We are happy to introduce a new academic supervisor of the Laboratory for Social and Cognitive Informatics—Reinhold Kliegl, senior professor of experimental psychology at the University of Potsdam, Germany.
Prof. Kliegl researches language-related, perceptual, and oculomotor processes and their relation to the attention. In his experiments, he uses tasks on reading, working memory, spatial attention, and eye movements. He has also been involved in the development of new statistical methods and computational models of these experimental effects and associated individual differences. Since his official retirement in 2019 he has shifted his research from primarily basic to primarily applied research questions. Specifically, he examines and models cohort-related changes and effects of social structure on children’s physical fitness and, in a second research focus, the role of social media for confirmation bias and the emergence of social divisiveness.

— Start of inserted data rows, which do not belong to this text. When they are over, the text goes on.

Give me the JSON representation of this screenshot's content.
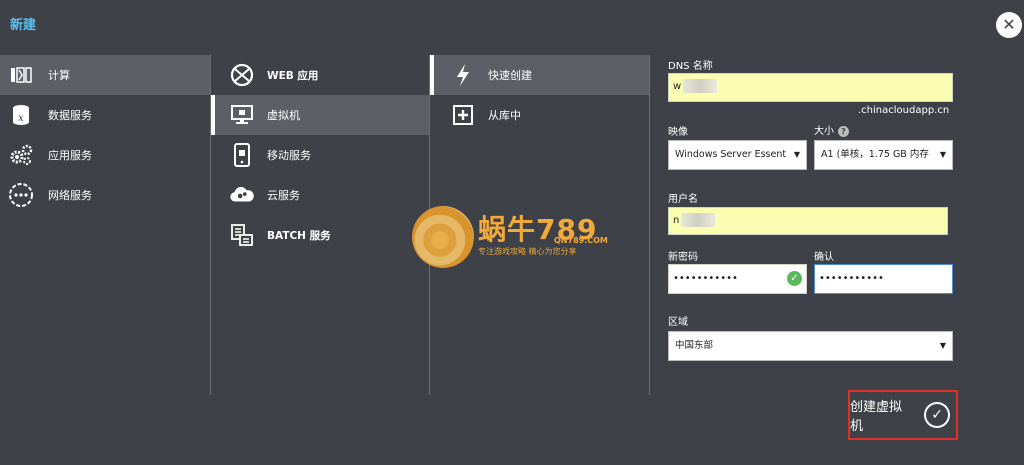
{
  "header": {
    "title": "新建"
  },
  "categories": [
    {
      "label": "计算",
      "icon": "compute-icon"
    },
    {
      "label": "数据服务",
      "icon": "data-services-icon"
    },
    {
      "label": "应用服务",
      "icon": "app-services-icon"
    },
    {
      "label": "网络服务",
      "icon": "network-services-icon"
    }
  ],
  "services": [
    {
      "label": "WEB 应用",
      "icon": "web-app-icon"
    },
    {
      "label": "虚拟机",
      "icon": "virtual-machine-icon"
    },
    {
      "label": "移动服务",
      "icon": "mobile-services-icon"
    },
    {
      "label": "云服务",
      "icon": "cloud-services-icon"
    },
    {
      "label": "BATCH 服务",
      "icon": "batch-services-icon"
    }
  ],
  "methods": [
    {
      "label": "快速创建",
      "icon": "lightning-icon"
    },
    {
      "label": "从库中",
      "icon": "gallery-icon"
    }
  ],
  "form": {
    "dns_label": "DNS 名称",
    "dns_value": "w",
    "dns_suffix": ".chinacloudapp.cn",
    "image_label": "映像",
    "image_value": "Windows Server Essent",
    "size_label": "大小",
    "size_value": "A1 (单核，1.75 GB 内存",
    "user_label": "用户名",
    "user_value": "n",
    "password_label": "新密码",
    "password_value": "•••••••••••",
    "confirm_label": "确认",
    "confirm_value": "•••••••••••",
    "region_label": "区域",
    "region_value": "中国东部"
  },
  "footer": {
    "create_label": "创建虚拟机"
  },
  "watermark": {
    "brand": "蜗牛789",
    "site": "QN789.COM",
    "tagline": "专注游戏攻略   精心为您分享"
  }
}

Prof. Kliegl co-authored around 200 scientific articles and several dozen book chapters. He studied psychology at the University of Regensburg and obtained his Ph.D. at the University of Colorado. Prof. Kliegl is a member of the Berlin-Brandenburg Academy of Sciences and of the Deutsche Akademie der Naturforscher Leopoldina (German National Academy of Sciences). He received several scientific awards, including the Gottfried Wilhelm Leibniz Prize of the German Research Foundation and both the Wilhelm Wundt Medal and the Lifetime Achievement Award of the German Psychological Society.
As SCILa’s academic supervisor, Prof. Kliegl currently participates in fake news research. In particular, he implements signal detection theory (SDT) to examine and model the contribution of knowledge and confirmation bias in perceived news credibility and advises on designing experiments with eye-tracking.